In the first decade of 1900’s modernists drew on the ‘primitive’, ‘the child’, and the ‘insane’ as figures of creative genius unfettered by civilization. At this time the focus on schizophrenia and the publication of ’L’Artchezfous’(1907) and then ‘Artistry of Mentally Ill : A contribution to the Psychology and Psychopathology of Configuration’ (1922) which pursued this line of inquiry was certainly provocative to the Modernists, especially the Catalan group.
At this point it is important to mention that for years Devi has taught art to children, and is confident in its therapeutic benefits to the disabled and mentally challenged. It is equally important to take into consideration his method of working. Devi says he works spontaneously, moving freely around the work, building it up in the process intuitively. In this context, Miro, a painter to whom Devi feels greatly in esthetic debt, speaks of probing the unconscious through automatic drawing and expressing the most primal, prelinguistic urges. Avant-garde poet André Breton too in his famous manifesto insists that psychic automation could indeed issue from brush or pencil and the uncontrolled production of automatic drawings and dribbled, dripped and spattered ’Cheam pictures’.
At first glance Devi’s drawings look child-like. As in children’s works the objects hang independent of one another and are also what can be described as the calligraphy of a tree, leaf, twigs, fence etc. Here too, he is close to the creed of ’Catalanism’ which has lent organic life to the stark geometries of cubism and infused into cubist austerities the playful poetics of Surrealist Symbolism.

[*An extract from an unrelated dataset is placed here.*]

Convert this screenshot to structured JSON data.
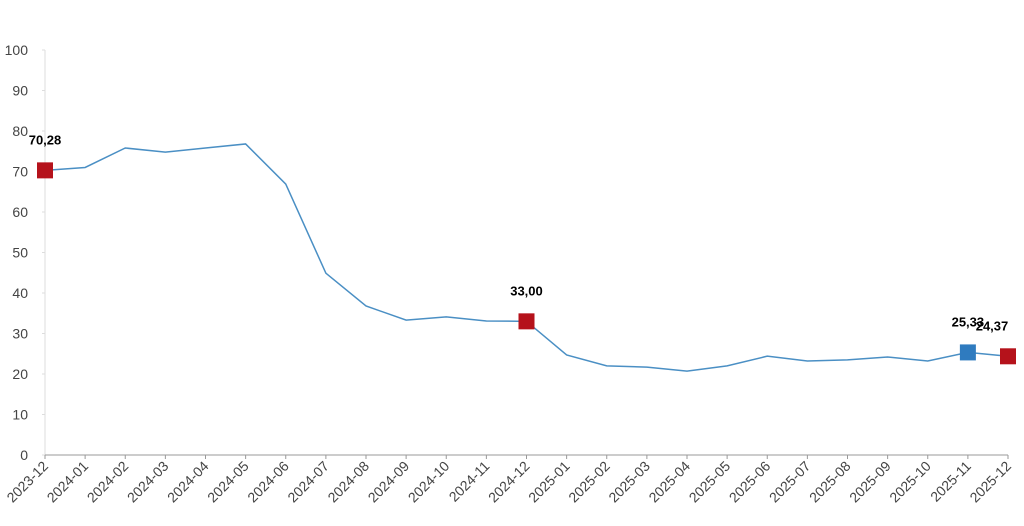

The ’line’ for Devi, is of utmost importance. An introduction to Brice Marden spurred him to explore his ‘line’ deligently filling up stacks of sketchbooks. In the recent drawings the line is more assured while maintaining its original impulse. The work has also acquired a certain density lacking in the earlier. Here, the imagery tilts towards the edgy and the urban. High voltage wires, factory funnels, tall buildings, darken skyline - chaotic and crowded. An aircraft flies 9/11 into a skyscraper. What looks like innards of machinery have come to replace open faced flower, seesaws in a children’s park. We are led to examine issues of alienation as he evokes the subjects of the development of military – industrial modernity as a regression to broken functions and disordered drives. A sophisticated refined use of colour also lends to the sense of technology and plastic of this age.
I have referred to Devi as an ’Artist of the Floating World’. And although he retains the allure of Alice in Wonderland and a rabbit going down a hole, in the present drawings one gets the impression of looking through glass of a skyscraper – a bird’s eye view of what looks like the psychogeographical map of the naked city sprawling below.